BL: Long before you became an NFL player you were a regular at Philadelphia Eagles training camp in West Chester University in Pennsylvania. This would be in the late ’80s and early ’90s. What’s your favorite memory of attending camp as a kid?
RT: Oh my gosh, I have so many, and I really believe that’s what fostered my love and appreciation for the game. I can remember Keith Jackson was driving a Jeep, the All-Pro tight end, and it started to rain, so he pulled over. We saw him. My mom pulled over, we all hopped out and had a picture taken with him really quickly. I remember Randall Cunningham coming out of the cafeteria with an ice cream cone in one hand, and I went right up to him, and as he was licking his vanilla cone with one hand he was signing my magazine with the other. Those are the things I [will] remember forever. I really thought that was a cool aspect of the NFL was that you could get up close and personal with your heroes.
BL: More and more teams are holding training camp at practice facilities right next to their home stadiums, and teams can save some money by doing that, and of course it allows players to stay at their own home during camp, but from a fan’s perspective, that intimacy, I guess, is what’s lost.
RT: It really is. And some of them you really can’t even have fans. You look at like the Baltimore Ravens and the Philadelphia Eagles they’ve had to bring in 50 fans a day because they just don’t have the parking to accommodate the fans at their permanent, year-long facility. So they try to make it up by having a couple practices inside the stadium, but that’s totally different. I mean what was cool about it growing up, I used to be able to go right down and be, you know, five yards, ten yards from some of the drills.

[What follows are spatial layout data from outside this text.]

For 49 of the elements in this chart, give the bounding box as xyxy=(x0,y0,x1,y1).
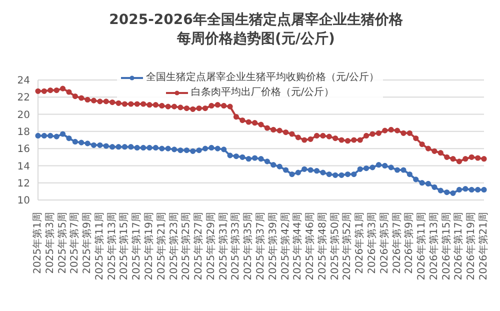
x-tick-label: 2025年第25周 xyxy=(180,212,192,280)
x-tick-label: 2026年第9周 xyxy=(403,212,416,274)
x-tick-label: 2025年第7周 xyxy=(68,212,81,274)
x-tick-label: 2026年第11周 xyxy=(416,212,428,280)
y-tick-label: 24 xyxy=(17,76,30,87)
x-tick-label: 2025年第46周 xyxy=(304,212,316,280)
x-tick-label: 2025年第33周 xyxy=(230,212,242,280)
chart-subtitle: 每周价格趋势图(元/公斤) xyxy=(176,30,335,47)
x-tick-label: 2025年第31周 xyxy=(217,212,230,280)
chart-title: 2025-2026年全国生猪定点屠宰企业生猪价格 xyxy=(109,11,404,28)
x-tick-label: 2025年第15周 xyxy=(118,212,130,280)
x-tick-label: 2026年第13周 xyxy=(428,212,440,280)
x-tick-label: 2025年第9周 xyxy=(81,212,94,274)
y-tick-label: 22 xyxy=(17,92,30,104)
x-tick-label: 2025年第39周 xyxy=(266,212,279,280)
y-tick-label: 12 xyxy=(17,178,30,190)
x-tick-label: 2025年第27周 xyxy=(192,212,205,280)
x-tick-label: 2025年第3周 xyxy=(44,212,56,274)
y-tick-label: 18 xyxy=(17,126,30,138)
y-tick-label: 20 xyxy=(17,110,30,121)
x-tick-label: 2025年第21周 xyxy=(155,212,168,280)
x-tick-label: 2026年第1周 xyxy=(354,212,366,274)
x-tick-label: 2025年第35周 xyxy=(242,212,254,280)
y-tick-label: 14 xyxy=(17,161,30,172)
x-tick-label: 2025年第1周 xyxy=(32,212,44,274)
x-tick-label: 2025年第37周 xyxy=(254,212,266,280)
legend-label: 全国生猪定点屠宰企业生猪平均收购价格（元/公斤） xyxy=(146,70,380,85)
x-tick-label: 2025年第11周 xyxy=(93,212,106,280)
x-tick-label: 2026年第15周 xyxy=(440,212,452,280)
x-tick-label: 2026年第21周 xyxy=(478,212,490,280)
x-tick-label: 2025年第50周 xyxy=(328,212,341,280)
x-tick-label: 2025年第5周 xyxy=(56,212,68,274)
x-tick-label: 2025年第42周 xyxy=(279,212,292,280)
x-tick-label: 2025年第17周 xyxy=(130,212,143,280)
legend-label: 白条肉平均出厂价格（元/公斤） xyxy=(190,86,334,100)
x-tick-label: 2025年第29周 xyxy=(204,212,217,280)
y-tick-label: 16 xyxy=(17,144,30,156)
x-tick-label: 2025年第44周 xyxy=(292,212,304,280)
x-tick-label: 2025年第23周 xyxy=(168,212,180,280)
x-tick-label: 2026年第19周 xyxy=(465,212,478,280)
x-tick-label: 2025年第52周 xyxy=(341,212,354,280)
x-tick-label: 2026年第7周 xyxy=(390,212,403,274)
x-tick-label: 2025年第48周 xyxy=(316,212,328,280)
x-tick-label: 2025年第19周 xyxy=(143,212,155,280)
x-tick-label: 2026年第17周 xyxy=(452,212,465,280)
x-tick-label: 2026年第5周 xyxy=(378,212,390,274)
y-tick-label: 10 xyxy=(17,196,30,207)
x-tick-label: 2026年第3周 xyxy=(366,212,378,274)
x-tick-label: 2025年第13周 xyxy=(106,212,118,280)
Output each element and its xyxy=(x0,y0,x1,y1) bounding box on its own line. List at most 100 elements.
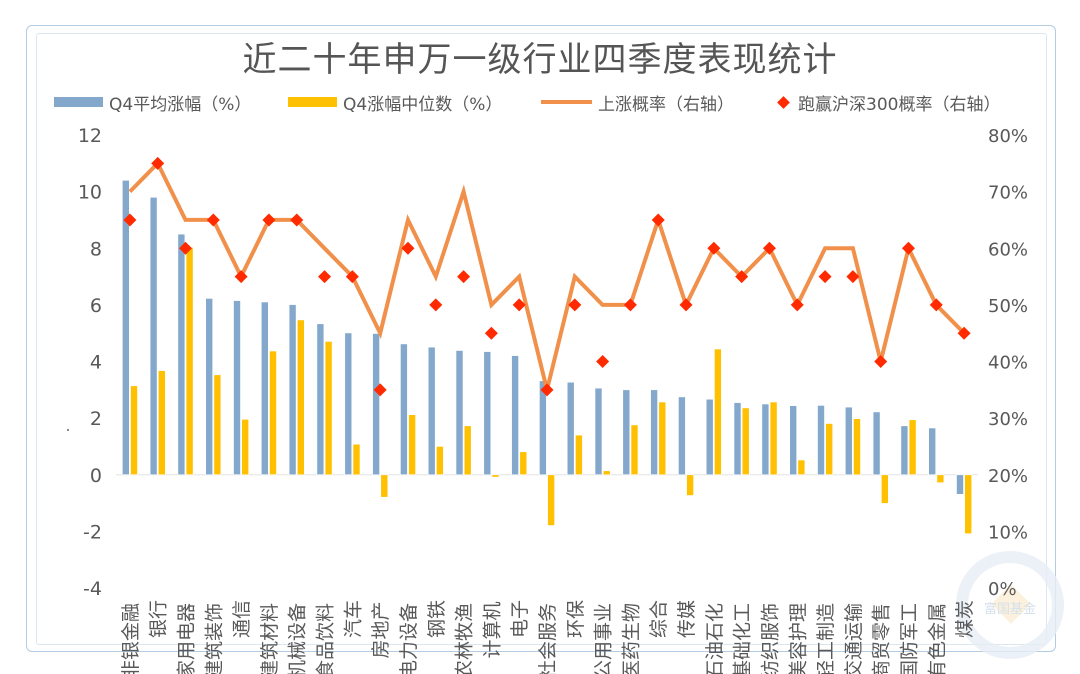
beat-prob-marker xyxy=(679,298,693,312)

BL: You played for five NFL teams during your career, and you experienced camp on the road and at the stadium. From a player’s point of view, what are the pros and cons of each arrangement?
RT: I think most guys, maybe not most guys, but some would tell you they like it at the year-long facility. They’re comfortable there. Typically the team will have you staying at a hotel for a week or two. Then you can stay at home. But for me there was something about being on college campuses. You know I thought the setup that the Buffalo Bills had at St. John Fisher College in Rochester, N.Y. was excellent. You know, ok, maybe you had to walk a little bit longer, but I just thought there was something about going away with the guys. Plus you just don’t get the same level of interaction with the fans. … I’d be walking to the cafeteria, I’d see a fan and say hello. That just does not happen. You lose all of the intimacy, on both ends, for the fans and the players, when you’re at a year-long facility.
BL: This year the New York Giants are holding camp in New Jersey at their home facility. But since the mid-90s they had trained the University of Albany. Last summer several linemen on the Giants complained that the beds at the university were the reason they had aching backs. This would seem to me a good argument for staying home, no?
RT: [Laughs] Probably, but I don’t know. I always rented a mattress, you know, when I went to camp like in Buffalo. Those guys have enough money. They don’t need to just go with the regular beds that are provided. It’s not that hard to do.
BL: You’ve got two kids, as I understand it. Are you planning to take them to any training camps?
RT: Well, they’re little girls right now — they’re both under a year and half, so not this year, and I don’t think they’d get much out of it. And I think my wife would probably kill me if I wanted to take the three-week-old, but someday for sure. I can’t wait to show them what it was like, you know, what daddy did before they were born.
To me, how do you really make life-long fans? It’s those stories. It’s that personal interaction: “I saw so-and-so at a restaurant or in the airport or whatever.” Well, a large percentage of those stories and those memories were made over the years at training camps on remote locations, usually college campuses.